Spittin’ sisters show true colours

October 15, 2008

From Red Cardigan:

This opinion piece by Miranda Devine in the Sydney Morning Herald was quite an interesting read. I think she understands where so much of the Sarah Palin Hate comes from:

Judging by the opinion polls this week, the Alaskan Governor, Sarah Palin, probably will not get to be the US vice-president. But in her brief starring role on the global stage she has been a powerful psychic enema, flushing out the poison at the heart of establishment feminism for all to see.

No more sheathed claws or pretence about “tolerance” and “diversity”. From Madonna to Sandra Bernhard, Pamela Anderson, Naomi Wolf, Lindsay Lohan and Kathy Lette, a certain type of influential progressive woman has been driven to insane rage by Palin’s very existence. […]

Not that Palin is a favourite of males of the left-leaning entertainment establishment, with Matt Damon last week damning her as a “scary thing”.

But the intemperate reaction by women to Palin flags something beside ideological differences – a weird, visceral rage, with its roots in some entrenched psychic pain. There is an echo of bitchy high-school jealousy of the popular queen bee from the snarling, self-mutilating nerd and goths who vainly lusted after the cute boys she snared.

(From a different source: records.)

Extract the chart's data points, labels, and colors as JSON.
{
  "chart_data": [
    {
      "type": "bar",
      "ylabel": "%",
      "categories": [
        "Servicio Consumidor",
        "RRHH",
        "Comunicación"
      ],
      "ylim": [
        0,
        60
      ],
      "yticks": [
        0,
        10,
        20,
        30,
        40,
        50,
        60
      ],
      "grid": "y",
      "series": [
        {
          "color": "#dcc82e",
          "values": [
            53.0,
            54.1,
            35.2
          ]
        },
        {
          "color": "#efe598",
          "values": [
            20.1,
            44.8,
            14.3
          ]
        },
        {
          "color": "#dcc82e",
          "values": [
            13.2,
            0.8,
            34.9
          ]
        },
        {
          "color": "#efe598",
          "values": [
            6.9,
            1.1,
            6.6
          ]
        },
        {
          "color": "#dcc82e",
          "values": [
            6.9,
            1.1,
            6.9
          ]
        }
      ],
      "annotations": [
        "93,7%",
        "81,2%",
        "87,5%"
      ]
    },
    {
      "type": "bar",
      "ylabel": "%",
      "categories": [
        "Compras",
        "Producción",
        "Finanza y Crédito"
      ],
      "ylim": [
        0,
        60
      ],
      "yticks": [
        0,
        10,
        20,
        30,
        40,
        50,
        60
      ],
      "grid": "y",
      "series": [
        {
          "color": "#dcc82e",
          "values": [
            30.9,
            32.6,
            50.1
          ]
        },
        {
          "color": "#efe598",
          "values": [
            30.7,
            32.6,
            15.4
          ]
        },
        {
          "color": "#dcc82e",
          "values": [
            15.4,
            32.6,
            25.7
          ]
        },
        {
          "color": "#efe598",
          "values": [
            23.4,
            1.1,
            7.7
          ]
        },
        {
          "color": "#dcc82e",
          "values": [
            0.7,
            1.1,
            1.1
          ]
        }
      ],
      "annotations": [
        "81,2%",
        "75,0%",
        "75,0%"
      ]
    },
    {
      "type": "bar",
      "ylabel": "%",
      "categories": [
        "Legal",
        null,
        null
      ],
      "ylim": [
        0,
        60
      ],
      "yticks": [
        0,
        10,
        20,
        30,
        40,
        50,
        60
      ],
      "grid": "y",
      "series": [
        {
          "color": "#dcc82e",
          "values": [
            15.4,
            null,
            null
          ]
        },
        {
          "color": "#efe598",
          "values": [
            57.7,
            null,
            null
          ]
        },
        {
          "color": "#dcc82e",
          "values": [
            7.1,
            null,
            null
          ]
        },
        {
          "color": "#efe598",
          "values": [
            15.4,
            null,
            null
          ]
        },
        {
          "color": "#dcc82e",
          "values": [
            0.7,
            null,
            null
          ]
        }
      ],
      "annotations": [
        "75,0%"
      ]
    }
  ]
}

The consolation for the losers is that homecoming queens are meant to get married, get pregnant, get fat and lose their looks so the self-made strugglers such as Bernhard and Madonna can patronise them at school reunions. Palin, by having it all, has cheated. Not only was she Miss Wasilla 1984, but she married her childhood sweetheart, Todd Palin, kept her figure, had five attractive, seemingly well-adjusted children and was successful in her career. […]

There is much more than high school angst to Palin hatred. Her ideology is 180 degrees wrong – evangelical Christian, hunting, oil-drilling and, most important of all, anti-abortion.

There is even a bumper sticker, “Abort Sarah Palin”, and no diatribe against her fails to mention abortion.

Abortion is the emotional peg on which Palin-haters hang their hatreds and justify their intemperance. The touchstone issue which makes both sides hyperventilate has become such a bedrock article of faith for establishment feminists that they question it as little as their born-again Christian nemeses question the existence of God.

Even in light of medical advances in foetal surgery, premature baby medical care and prenatal imaging, it is unthinkable that progressive women would rethink abortion, even late-term abortion.

For them “choice” is not about choice at all, which is why Palin is such a threat.

Read the whole thing, if you can; it’s a well-written look at the hostility feminists harbor toward Palin. One of the most interesting quotes comes from a female MP who voted against a recent abortion bill in Australia; she says, in part: “Feminists like myself are just saying [this issue] is not about criminality, but what abortion does to the woman … It injures her deeply. [But] we continue to feed the denial.”

Americans are starting to notice the absolutist extremism that comes from pro-abortion politicians. Why, many Americans are starting to wonder, would anyone oppose a waiting period, or information being given to the woman, or parental notification? Why would anyone support grisly late-term abortions or abortions past viability? Why do “pro-choice” people refuse to support any choice other than the choice to kill the unborn human in his or her mother’s womb?

The more that question is asked, the more the mask of insane rage and hatred will be removed form the faces of the pro-aborts; and underneath it, in many cases, I suspect we will see pain: the pain of their own abortions that still haunts them, the pain of knowing that they did, indeed, kill a child they would love to have now, and to know, the pain of realizing that this one inhuman act they committed cut them off, in a way, from what is good and decent and noble in humanity–the pain of unexpressed remorse, and unresolved guilt and sorrow.